After years of rising tensions between Turkey and the US over the situation in northern Syria, an unexpected rapprochement has pulled the two countries back from possible conflict.
Relations between the two countries had deteriorated over Turkish opposition to the US alliance with Kurdish fighters in northern Syria, and Turkey’s recent purchase of a Russian air defence missile system. In response, the US kicked Turkey out of its F-35 fighter programme in July.
Turkey has long demanded these buffer zones across its northern border with Syria to protect against possible assaults from the Kurdish People’s Protection Units, or YPG, which leads the Syrian Democratic Forces. The safe zone will effectively serve as a buffer between the YPG-controlled area and the Turkish border, and also combat the ongoing threat of Islamic State (IS) in the region.
The Turks and Americans are yet to agree on the size of the buffer zone – with Turkey pushing for it to be larger than the US wants – and it remains unclear who will police it. But in late August, YPG leaders agreed to withdraw their troops from towns near the Turkish border in what the Pentagon said was a sign of “good faith”.
But why has the US begun to condone Turkish action in northern Syria, and why now?
Although Turkey and the US both sought to displace the regime of Bashar al-Assad in Syria, their priorities in the region changed over time. When the US launched its coalition against IS in 2014, Turkey joined reluctantly amid fears that the fight would harm the Syrian rebels fighting against the Assad regime.

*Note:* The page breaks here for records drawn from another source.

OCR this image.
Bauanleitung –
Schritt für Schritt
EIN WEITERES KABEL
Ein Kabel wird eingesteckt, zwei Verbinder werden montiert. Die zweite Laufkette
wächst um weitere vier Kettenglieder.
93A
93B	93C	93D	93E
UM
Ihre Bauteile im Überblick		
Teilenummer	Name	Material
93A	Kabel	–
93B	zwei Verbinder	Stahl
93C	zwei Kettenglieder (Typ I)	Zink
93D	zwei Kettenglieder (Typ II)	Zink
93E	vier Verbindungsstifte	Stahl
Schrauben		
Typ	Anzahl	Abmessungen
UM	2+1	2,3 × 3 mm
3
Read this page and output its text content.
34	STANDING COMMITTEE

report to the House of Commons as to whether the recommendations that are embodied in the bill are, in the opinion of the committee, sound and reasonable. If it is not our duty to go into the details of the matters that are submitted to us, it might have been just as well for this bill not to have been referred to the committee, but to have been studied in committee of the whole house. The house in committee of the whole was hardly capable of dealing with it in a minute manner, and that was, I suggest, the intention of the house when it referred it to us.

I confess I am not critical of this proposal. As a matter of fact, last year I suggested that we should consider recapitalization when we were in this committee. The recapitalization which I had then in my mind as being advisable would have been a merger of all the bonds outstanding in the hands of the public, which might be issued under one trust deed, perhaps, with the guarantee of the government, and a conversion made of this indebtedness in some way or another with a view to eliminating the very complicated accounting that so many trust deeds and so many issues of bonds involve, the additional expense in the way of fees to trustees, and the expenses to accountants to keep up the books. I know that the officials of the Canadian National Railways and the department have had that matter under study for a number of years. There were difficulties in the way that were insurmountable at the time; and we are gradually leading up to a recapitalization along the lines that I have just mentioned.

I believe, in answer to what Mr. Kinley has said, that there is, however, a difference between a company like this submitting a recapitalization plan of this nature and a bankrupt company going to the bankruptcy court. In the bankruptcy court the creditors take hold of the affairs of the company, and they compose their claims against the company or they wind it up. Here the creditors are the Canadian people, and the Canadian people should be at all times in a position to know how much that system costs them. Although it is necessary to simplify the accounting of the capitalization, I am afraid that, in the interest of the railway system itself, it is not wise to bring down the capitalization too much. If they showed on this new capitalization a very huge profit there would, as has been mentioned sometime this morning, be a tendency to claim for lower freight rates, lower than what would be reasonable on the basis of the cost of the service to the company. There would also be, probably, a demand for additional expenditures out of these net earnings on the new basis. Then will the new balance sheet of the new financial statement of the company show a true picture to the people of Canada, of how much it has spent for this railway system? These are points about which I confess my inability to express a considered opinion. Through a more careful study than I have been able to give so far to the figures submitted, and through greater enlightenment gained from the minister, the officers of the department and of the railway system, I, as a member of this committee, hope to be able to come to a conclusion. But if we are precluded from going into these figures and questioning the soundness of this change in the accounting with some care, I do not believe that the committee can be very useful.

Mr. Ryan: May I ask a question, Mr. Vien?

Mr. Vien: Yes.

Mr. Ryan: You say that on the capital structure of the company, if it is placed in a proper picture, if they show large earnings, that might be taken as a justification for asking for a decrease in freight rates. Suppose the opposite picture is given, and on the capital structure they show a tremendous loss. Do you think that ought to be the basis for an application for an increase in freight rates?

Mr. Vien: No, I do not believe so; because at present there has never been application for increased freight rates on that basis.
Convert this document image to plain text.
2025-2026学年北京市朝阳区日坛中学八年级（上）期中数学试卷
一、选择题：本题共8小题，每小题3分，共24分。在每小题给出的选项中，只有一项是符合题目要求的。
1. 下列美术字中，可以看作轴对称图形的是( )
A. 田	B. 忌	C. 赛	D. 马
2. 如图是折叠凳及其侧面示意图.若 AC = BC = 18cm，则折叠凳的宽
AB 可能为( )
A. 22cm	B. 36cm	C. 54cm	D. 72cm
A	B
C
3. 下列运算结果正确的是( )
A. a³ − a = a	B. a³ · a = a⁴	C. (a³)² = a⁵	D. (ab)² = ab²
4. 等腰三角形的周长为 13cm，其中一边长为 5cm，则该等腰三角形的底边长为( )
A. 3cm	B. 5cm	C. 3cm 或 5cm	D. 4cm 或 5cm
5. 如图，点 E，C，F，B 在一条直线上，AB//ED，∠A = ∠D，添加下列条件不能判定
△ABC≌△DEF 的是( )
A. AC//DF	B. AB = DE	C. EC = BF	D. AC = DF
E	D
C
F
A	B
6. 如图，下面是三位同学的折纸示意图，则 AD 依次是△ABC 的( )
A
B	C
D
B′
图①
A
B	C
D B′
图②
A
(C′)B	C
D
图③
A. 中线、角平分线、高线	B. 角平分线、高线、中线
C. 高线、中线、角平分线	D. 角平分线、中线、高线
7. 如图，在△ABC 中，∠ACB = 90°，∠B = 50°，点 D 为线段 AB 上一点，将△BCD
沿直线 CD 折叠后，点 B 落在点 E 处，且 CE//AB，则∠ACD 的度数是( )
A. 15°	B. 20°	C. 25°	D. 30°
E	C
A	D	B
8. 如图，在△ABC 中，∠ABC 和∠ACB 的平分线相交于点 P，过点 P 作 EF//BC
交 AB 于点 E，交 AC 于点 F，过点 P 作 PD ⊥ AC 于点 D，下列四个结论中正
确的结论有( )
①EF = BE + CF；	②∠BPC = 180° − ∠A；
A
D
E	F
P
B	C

When US President Donald Trump declared IS had been defeated in December 2018 and that American troops would withdraw from Syria, Turkey’s President Recep Tayyip Erdoğan hurried to announce Turkish troops could replace the Americans in the region. Erdoğan has repeatedly stressed that Turkey will not harm Syrian Kurdish civilians, but rather target militant groups in the region, including the YPG which it sees as linked to the Kurdish separatist Kurdistan Workers’ Party, or PKK.
After the reaction in Washington to the decision to withdraw from Syria – which caused resignations and criticism from senior politicians – Trump reversed his decision. In early January the US government said it would not withdraw until the Turkish government guaranteed it would not to attack Syrian Kurds who had been part of the alliance fighting against IS. Turkey has not given this guarantee.
Mistrust has festered over alleged links with each of the allies’ foes, namely Turkey with IS fighters and the US with the YPG. Amid the tensions, the US embassy in Ankara remained vacant.
There are three reasons for the current rapprochement. The first is a growing desire from both sides to avoid conflict between their military personnel in the region. In 2018, Erdoğan threatened that any US soldiers who stood in the way of the Turkish invasion of Afrin, a Syrian enclave in northern Syria, with an “Ottoman slap”.
Ankara now seems more willing to collaborate with Washington. The welcome extended to the new American ambassador to Turkey, David Satterfield, at the presidential palace on August 28, signalled the allies are looking to build bridges.
The second is that Assad’s forces are encroaching into the last remaining opposition stronghold in Idlib with their Russian allies. Turkey is likely to face another stream of Syrian refugees across to its borders. The search for an agreement over safe zones in northern Syria comes to the fore as Erdoğan feels the brunt of his pro-refugee politics at home.
Since its invasion of Afrin, Turkey has sought to settle Syrian refugees in safe zones in the province. The newly proposed safe zones are likely to see a push for further refugee returns. Similar goals of returning refugees are also pushing other peace efforts in the region – notably between the US and Taliban in Afghanistan.
The third reason is more personal. Erdoğan says Trump has a feel for him. Both leaders are celebrity politicians, with their families at the foreground of their politics. They share anti-establishment mentalities, and use religious references and nationalist discourses to appeal to their supporters.
Hanging over this rapprochement, however, is the issue of the Russian missiles. So far the Trump administration has not imposed economic sanctions on Turkey over the issue, despite criticisms from Congress over the risks it poses to NATO security. Turkey said it would not activate the missiles until April 2020, allowing negotiation channels with the US over northern Syria to remain open.
Turkey has been a proactive voice against military assaults by the Assad regime in northern Syria, yet it has remained quiet on the Russian-Syrian alliance in the region. Since the failed coup attempt in 2016, the Erdoğan regime has been increasingly pro-Putin, signalling it is turning its back on its traditional Western allies.
That’s why it’s so significant that Turkey and the US are searching for collaboration in the region despite their policy differences. In the Turkish case, this could be a way to enhance its buffer as Assad forces regain the northern provinces from the rebels. In the American case, it could be to expand its alliances to offset Russian and Iranian influence in the future Assad-ruled Syria.